Israel has asked the European Union to make Palestinians sign a document renouncing terrorism before they can receive EU help under a new aid program, Western officials said on Tuesday.

The proposal was one of several raised by Israeli officials in talks on Monday over an international aid mechanism meant to help Palestinians hard hit by a Western aid boycott while sidestepping the Hamas-led government.

The Israeli proposal underscored the difficulties facing the European Union in crafting an aid system that does not undercut Israeli and U.S. efforts to isolate Hamas.

A European Commission source said no decision had been made on any system to vet Palestinians who would benefit under the aid mechanism, agreed at the weekend by the Quartet of Middle East mediators — the EU, the United States, the United Nations and Russia.

European and Palestinian critics said requiring every aid recipient to sign a form renouncing violence could politicize the aid mechanism and further delay the launch of proposed allowance payments to tens of thousands of needy Palestinians.

"It is not a fair demand," said Saeb Erekat, a top aide to Palestinian President Mahmoud Abbas. "They (the Israelis) should leave politics out of this. This is a humanitarian catastrophe."

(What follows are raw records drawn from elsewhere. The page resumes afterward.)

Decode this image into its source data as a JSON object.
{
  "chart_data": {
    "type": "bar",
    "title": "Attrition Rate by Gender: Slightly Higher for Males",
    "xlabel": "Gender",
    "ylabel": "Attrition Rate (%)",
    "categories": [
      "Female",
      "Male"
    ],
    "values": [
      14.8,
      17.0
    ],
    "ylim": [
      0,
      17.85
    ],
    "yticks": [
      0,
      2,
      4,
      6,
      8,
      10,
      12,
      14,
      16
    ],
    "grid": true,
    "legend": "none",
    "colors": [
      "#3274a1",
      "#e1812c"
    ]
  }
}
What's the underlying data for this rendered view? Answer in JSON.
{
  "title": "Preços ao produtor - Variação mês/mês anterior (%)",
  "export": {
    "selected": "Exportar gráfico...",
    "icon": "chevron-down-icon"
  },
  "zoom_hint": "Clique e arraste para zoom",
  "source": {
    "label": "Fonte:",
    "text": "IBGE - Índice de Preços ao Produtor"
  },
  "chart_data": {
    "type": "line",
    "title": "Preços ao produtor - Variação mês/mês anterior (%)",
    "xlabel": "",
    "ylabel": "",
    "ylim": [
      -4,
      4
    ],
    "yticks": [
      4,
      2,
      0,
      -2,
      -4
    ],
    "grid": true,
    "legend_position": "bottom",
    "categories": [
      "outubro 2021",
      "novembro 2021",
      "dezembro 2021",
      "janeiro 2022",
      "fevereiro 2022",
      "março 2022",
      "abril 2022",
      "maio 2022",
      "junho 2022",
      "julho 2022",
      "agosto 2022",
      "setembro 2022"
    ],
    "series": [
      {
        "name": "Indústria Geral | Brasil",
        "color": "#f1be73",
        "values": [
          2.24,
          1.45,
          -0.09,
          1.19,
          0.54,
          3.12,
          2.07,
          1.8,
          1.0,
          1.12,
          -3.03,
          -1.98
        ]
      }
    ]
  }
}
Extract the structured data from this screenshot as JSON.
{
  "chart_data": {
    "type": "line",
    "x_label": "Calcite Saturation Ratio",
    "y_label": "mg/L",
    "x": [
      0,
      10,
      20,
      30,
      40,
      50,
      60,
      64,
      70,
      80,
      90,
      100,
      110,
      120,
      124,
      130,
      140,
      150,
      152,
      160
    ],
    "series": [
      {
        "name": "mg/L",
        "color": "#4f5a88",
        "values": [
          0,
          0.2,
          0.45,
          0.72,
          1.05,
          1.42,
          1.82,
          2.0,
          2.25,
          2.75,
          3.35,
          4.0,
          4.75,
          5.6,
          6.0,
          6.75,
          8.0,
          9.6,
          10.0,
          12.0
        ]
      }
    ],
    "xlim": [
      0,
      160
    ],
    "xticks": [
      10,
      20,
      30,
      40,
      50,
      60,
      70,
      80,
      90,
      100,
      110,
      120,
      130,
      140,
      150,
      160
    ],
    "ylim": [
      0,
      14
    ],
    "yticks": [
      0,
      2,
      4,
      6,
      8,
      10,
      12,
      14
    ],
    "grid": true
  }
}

In addition to asking Palestinians to sign forms renouncing terrorism, Israel has proposed running the names of Palestinian aid recipients through its own national security database.

Israeli Foreign Ministry spokesman Mark Regev declined to discuss details of the discussions with the EU, but said: "It must be clear that this sort of money is not going to people involved in terrorism."

Donor money under the international aid mechanism would not go through the Palestinian Authority, which faces an international aid boycott over Hamas's refusal to recognize Israel, renounce violence and accept past peace agreements.

Sworn to Israel's destruction, the Islamic militant group has carried out nearly 60 suicide bombings against Israelis since a Palestinian uprising began in 2000, though it has not carried out such an attack for nearly two years.

"We call upon the European Union to deal officially with the Palestinian elected government," said Prime Minister Ismail Haniyeh of Hamas. He called the EU plan a step in the right direction but "incomplete".

Money should start flowing next month to cover Palestinian health and utilities costs, EU External Relations Commissioner Benita Ferrero-Waldner said in Jerusalem on Monday. But a system to pay allowances to the neediest Palestinians will take longer.

Western diplomats said it could take several months to draw up an eligibility list, craft a monitoring system, and open bank accounts for the thousands of Palestinians expected to seek aid.